LINCOLN, Nebraska – Regarding your overdue student loan balance, I’m following up.
This message was left for Kristi Cadenbach of Lincoln early this fall by an anonymous caller.
Cadenbach stated, “He made it sound convincing that I need to call him back due to recent developments involving the President forgiving student loans.”
She emailed 10/11 because, despite recognizing that it was likely a fraud, she feared that others would not.
As individuals excitedly await further information about student loan forgiveness, Josh Planos, a spokeswoman for the Better Business Bureau, stated that student loan forgiveness scams are prevalent at the moment.
Planos stated, “Confusion is the ideal breeding ground for a variety of cons.”
More than 230,000 Nebraskans are eligible for up to $10,000 in loan forgiveness, with approximately 136,000 Pell Grant holders eligible for double that amount.
This renders tens of millions susceptible.
Planos outlined several warning signs:
First, whether the caller or emailer initiates contact with you.

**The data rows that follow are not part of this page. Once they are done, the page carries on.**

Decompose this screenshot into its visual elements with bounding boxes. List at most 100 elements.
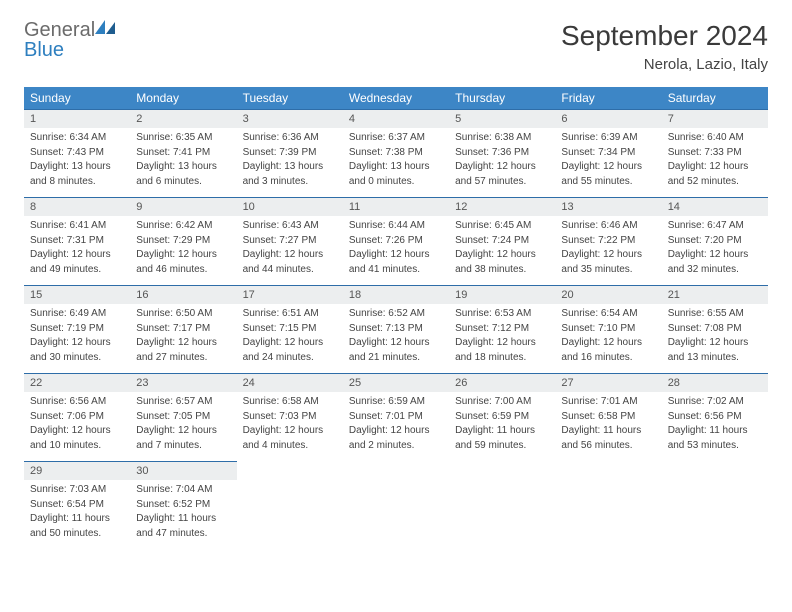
day-dl2: and 53 minutes. — [668, 439, 762, 453]
day-content-row: Sunrise: 7:03 AMSunset: 6:54 PMDaylight:… — [24, 480, 768, 549]
day-ss: Sunset: 7:20 PM — [668, 234, 762, 248]
day-number-cell: 22 — [24, 374, 130, 393]
day-number-cell: 4 — [343, 110, 449, 129]
day-dl2: and 24 minutes. — [243, 351, 337, 365]
day-number-cell: 14 — [662, 198, 768, 217]
day-number-row: 891011121314 — [24, 198, 768, 217]
day-ss: Sunset: 7:01 PM — [349, 410, 443, 424]
day-content-cell: Sunrise: 6:57 AMSunset: 7:05 PMDaylight:… — [130, 392, 236, 462]
day-content-cell: Sunrise: 7:02 AMSunset: 6:56 PMDaylight:… — [662, 392, 768, 462]
day-ss: Sunset: 7:31 PM — [30, 234, 124, 248]
day-dl1: Daylight: 11 hours — [668, 424, 762, 438]
day-number-cell: 24 — [237, 374, 343, 393]
day-dl2: and 10 minutes. — [30, 439, 124, 453]
day-sr: Sunrise: 6:37 AM — [349, 131, 443, 145]
day-ss: Sunset: 7:38 PM — [349, 146, 443, 160]
weekday-header: Sunday — [24, 87, 130, 110]
day-ss: Sunset: 6:59 PM — [455, 410, 549, 424]
day-dl1: Daylight: 13 hours — [136, 160, 230, 174]
day-dl1: Daylight: 12 hours — [668, 160, 762, 174]
day-content-cell: Sunrise: 6:58 AMSunset: 7:03 PMDaylight:… — [237, 392, 343, 462]
day-ss: Sunset: 7:34 PM — [561, 146, 655, 160]
day-dl1: Daylight: 13 hours — [349, 160, 443, 174]
weekday-header: Wednesday — [343, 87, 449, 110]
day-dl1: Daylight: 12 hours — [668, 248, 762, 262]
day-number-cell: 18 — [343, 286, 449, 305]
day-sr: Sunrise: 6:42 AM — [136, 219, 230, 233]
day-dl2: and 27 minutes. — [136, 351, 230, 365]
day-dl1: Daylight: 12 hours — [455, 336, 549, 350]
day-ss: Sunset: 7:26 PM — [349, 234, 443, 248]
day-sr: Sunrise: 6:35 AM — [136, 131, 230, 145]
day-content-cell: Sunrise: 6:50 AMSunset: 7:17 PMDaylight:… — [130, 304, 236, 374]
day-sr: Sunrise: 6:55 AM — [668, 307, 762, 321]
day-sr: Sunrise: 7:04 AM — [136, 483, 230, 497]
day-number-cell: 10 — [237, 198, 343, 217]
day-content-cell: Sunrise: 6:37 AMSunset: 7:38 PMDaylight:… — [343, 128, 449, 198]
day-content-cell: Sunrise: 6:54 AMSunset: 7:10 PMDaylight:… — [555, 304, 661, 374]
day-sr: Sunrise: 6:47 AM — [668, 219, 762, 233]
day-number-cell: 15 — [24, 286, 130, 305]
day-dl1: Daylight: 12 hours — [455, 160, 549, 174]
day-number-cell — [343, 462, 449, 481]
day-ss: Sunset: 7:06 PM — [30, 410, 124, 424]
day-number-cell — [237, 462, 343, 481]
day-sr: Sunrise: 6:38 AM — [455, 131, 549, 145]
day-sr: Sunrise: 6:50 AM — [136, 307, 230, 321]
day-dl1: Daylight: 12 hours — [243, 424, 337, 438]
day-dl2: and 7 minutes. — [136, 439, 230, 453]
day-content-row: Sunrise: 6:34 AMSunset: 7:43 PMDaylight:… — [24, 128, 768, 198]
day-number-cell: 3 — [237, 110, 343, 129]
day-dl1: Daylight: 12 hours — [30, 424, 124, 438]
calendar-table: Sunday Monday Tuesday Wednesday Thursday… — [24, 87, 768, 549]
day-dl1: Daylight: 12 hours — [349, 336, 443, 350]
day-content-cell — [449, 480, 555, 549]
day-number-cell: 8 — [24, 198, 130, 217]
day-dl1: Daylight: 13 hours — [30, 160, 124, 174]
day-ss: Sunset: 7:17 PM — [136, 322, 230, 336]
day-dl2: and 13 minutes. — [668, 351, 762, 365]
day-ss: Sunset: 7:13 PM — [349, 322, 443, 336]
day-number-cell: 29 — [24, 462, 130, 481]
day-number-cell: 7 — [662, 110, 768, 129]
day-sr: Sunrise: 6:57 AM — [136, 395, 230, 409]
day-content-cell: Sunrise: 6:59 AMSunset: 7:01 PMDaylight:… — [343, 392, 449, 462]
day-ss: Sunset: 7:27 PM — [243, 234, 337, 248]
day-dl1: Daylight: 11 hours — [561, 424, 655, 438]
day-dl2: and 32 minutes. — [668, 263, 762, 277]
day-content-cell: Sunrise: 6:55 AMSunset: 7:08 PMDaylight:… — [662, 304, 768, 374]
logo-text-gray: General — [24, 19, 95, 41]
day-number-cell: 27 — [555, 374, 661, 393]
day-dl1: Daylight: 12 hours — [136, 336, 230, 350]
day-number-cell: 28 — [662, 374, 768, 393]
day-dl2: and 8 minutes. — [30, 175, 124, 189]
day-sr: Sunrise: 6:58 AM — [243, 395, 337, 409]
day-sr: Sunrise: 6:45 AM — [455, 219, 549, 233]
day-sr: Sunrise: 6:56 AM — [30, 395, 124, 409]
day-ss: Sunset: 6:52 PM — [136, 498, 230, 512]
day-dl1: Daylight: 11 hours — [455, 424, 549, 438]
day-number-cell: 19 — [449, 286, 555, 305]
day-ss: Sunset: 7:43 PM — [30, 146, 124, 160]
day-dl2: and 18 minutes. — [455, 351, 549, 365]
day-ss: Sunset: 7:08 PM — [668, 322, 762, 336]
logo: General Blue — [24, 20, 117, 60]
day-number-cell: 11 — [343, 198, 449, 217]
day-dl2: and 52 minutes. — [668, 175, 762, 189]
weekday-header: Friday — [555, 87, 661, 110]
header: General Blue September 2024 Nerola, Lazi… — [24, 20, 768, 73]
day-content-cell: Sunrise: 6:35 AMSunset: 7:41 PMDaylight:… — [130, 128, 236, 198]
day-sr: Sunrise: 7:00 AM — [455, 395, 549, 409]
day-number-row: 22232425262728 — [24, 374, 768, 393]
day-ss: Sunset: 7:12 PM — [455, 322, 549, 336]
day-number-cell: 13 — [555, 198, 661, 217]
day-dl2: and 35 minutes. — [561, 263, 655, 277]
weekday-header: Tuesday — [237, 87, 343, 110]
day-dl2: and 46 minutes. — [136, 263, 230, 277]
day-sr: Sunrise: 7:02 AM — [668, 395, 762, 409]
day-content-cell: Sunrise: 6:36 AMSunset: 7:39 PMDaylight:… — [237, 128, 343, 198]
day-dl1: Daylight: 12 hours — [561, 248, 655, 262]
weekday-header-row: Sunday Monday Tuesday Wednesday Thursday… — [24, 87, 768, 110]
day-ss: Sunset: 7:10 PM — [561, 322, 655, 336]
day-dl1: Daylight: 12 hours — [30, 336, 124, 350]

“When you receive unexpected phone calls, emails, or text messages purporting to be from the government, hang up the phone and do not answer,” Planos advised. Unless you grant permission, the government will never contact you through this way.
Second, they will place the victim in a high-pressure situation, similar to what the caller said in Cadenbach’s phone call.
The caller stated, “It is imperative that I communicate with you immediately before these programs alter.”
Never pay application or processing fees to apply for a government program.
Finally, seek information from reputable sources, such as.gov domains or links from the Better Business Bureau’s website.
Cadenbach stated that she hopes this knowledge will discourage con artists from getting away with such conduct.
“When people are in debt, they are taken advantage of more, and this can snowball into additional debt,” said Planos. It’s depressing and aggravating.